Dans cet article d’IT World Canada, on trouve les arguments alarmistes habituels : “What we’re seeing is enrollment dropping dramatically year after year, and in fact, we have some Canadian institutions that have room for 300 or 400 students for their first year intake.” Il semblerait ici que le problème soit causé par une mauvaise image de l’industrie informatique propagée par les médias qui s’intéresse surtout aux histoires de mises à pied d’informaticiens.
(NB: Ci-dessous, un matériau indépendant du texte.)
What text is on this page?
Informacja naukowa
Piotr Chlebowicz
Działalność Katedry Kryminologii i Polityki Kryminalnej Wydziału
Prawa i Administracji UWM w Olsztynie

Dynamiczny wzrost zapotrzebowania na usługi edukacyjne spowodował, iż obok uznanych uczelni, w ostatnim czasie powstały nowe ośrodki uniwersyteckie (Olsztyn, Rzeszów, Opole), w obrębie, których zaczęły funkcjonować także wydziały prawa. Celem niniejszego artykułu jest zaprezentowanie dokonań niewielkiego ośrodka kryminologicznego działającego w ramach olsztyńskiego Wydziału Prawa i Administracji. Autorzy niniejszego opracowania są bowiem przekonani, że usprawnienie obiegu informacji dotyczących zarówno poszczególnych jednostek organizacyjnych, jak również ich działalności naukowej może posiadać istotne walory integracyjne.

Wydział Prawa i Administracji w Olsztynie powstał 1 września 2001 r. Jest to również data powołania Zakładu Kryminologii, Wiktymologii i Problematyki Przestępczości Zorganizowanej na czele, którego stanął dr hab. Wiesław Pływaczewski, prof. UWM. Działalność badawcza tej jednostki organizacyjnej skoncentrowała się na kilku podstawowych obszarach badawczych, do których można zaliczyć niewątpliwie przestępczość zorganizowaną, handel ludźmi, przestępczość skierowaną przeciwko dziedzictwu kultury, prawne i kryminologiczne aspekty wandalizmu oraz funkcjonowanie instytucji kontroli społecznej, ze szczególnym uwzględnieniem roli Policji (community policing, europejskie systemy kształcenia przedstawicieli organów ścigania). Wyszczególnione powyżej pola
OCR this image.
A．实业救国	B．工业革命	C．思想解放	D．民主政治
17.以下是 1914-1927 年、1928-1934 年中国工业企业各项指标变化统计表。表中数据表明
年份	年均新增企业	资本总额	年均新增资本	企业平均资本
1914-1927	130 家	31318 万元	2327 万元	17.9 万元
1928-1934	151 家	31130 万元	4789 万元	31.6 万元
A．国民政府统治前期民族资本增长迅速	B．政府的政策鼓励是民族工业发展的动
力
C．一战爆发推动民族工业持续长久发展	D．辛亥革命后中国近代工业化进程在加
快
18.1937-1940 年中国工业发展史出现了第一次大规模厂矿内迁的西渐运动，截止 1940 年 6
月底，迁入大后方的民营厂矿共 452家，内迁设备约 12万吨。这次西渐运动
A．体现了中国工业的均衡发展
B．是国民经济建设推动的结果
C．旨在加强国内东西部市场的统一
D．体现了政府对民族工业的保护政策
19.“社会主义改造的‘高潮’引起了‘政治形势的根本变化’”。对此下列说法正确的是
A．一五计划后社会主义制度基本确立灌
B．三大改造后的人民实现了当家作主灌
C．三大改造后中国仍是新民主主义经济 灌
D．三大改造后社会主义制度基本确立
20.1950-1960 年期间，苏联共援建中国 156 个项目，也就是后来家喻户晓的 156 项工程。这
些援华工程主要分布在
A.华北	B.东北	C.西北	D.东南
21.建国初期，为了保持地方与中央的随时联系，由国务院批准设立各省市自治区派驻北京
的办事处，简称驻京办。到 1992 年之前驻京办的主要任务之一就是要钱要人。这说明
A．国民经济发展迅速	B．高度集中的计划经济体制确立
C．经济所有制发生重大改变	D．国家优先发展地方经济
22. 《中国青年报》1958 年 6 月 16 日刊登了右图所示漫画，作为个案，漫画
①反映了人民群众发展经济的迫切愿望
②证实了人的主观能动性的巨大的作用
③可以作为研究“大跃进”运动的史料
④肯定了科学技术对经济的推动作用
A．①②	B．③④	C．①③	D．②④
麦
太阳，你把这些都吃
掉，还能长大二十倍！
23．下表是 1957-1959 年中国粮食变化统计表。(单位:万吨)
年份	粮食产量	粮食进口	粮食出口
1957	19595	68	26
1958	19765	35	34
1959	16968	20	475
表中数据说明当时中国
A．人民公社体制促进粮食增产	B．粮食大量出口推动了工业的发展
Pour que les jeunes se lancent en informatique, il faut faire du marketing efficace de la profession.

Cet article de Direction Informatique est nettement plus encourageant pour les employeurs puisqu’on y annonce une augmentation des admissions dans les programmes informatique en 2007 et 2008 : « 776 demandes d’adhésion au programme Technique d’intégration du multimédia dans les cégeps de ces deux régions auraient été soumises en 2007, contre 622 demandes en 2006, soit une hausse de 25 %. »

Dans l’ensemble des informations traitant cette importante question, le défi de communiquer aux jeunes une image positive de l’informatique revient toujours. Quand on pense que plus de 21000 emplois devront être comblés d’ici 2010, cela ne devrait-il pas suffire à convaincre les jeunes que les emplois sont presque garantis s’ils obtiennent un dîplome? Il semble que non. En fait, je crois que c’est le type d’emplois qui seront disponibles qui n’est pas très clair pour les jeunes qui cherchent des motivations à devenir informaticien. Un autre aspect qui devrait être mieux communiqué est sûrement l’avancement rapide qui sera possible en informatique. donc, plus de revenus et de salaires pour ceux qui se placeront bien les pieds…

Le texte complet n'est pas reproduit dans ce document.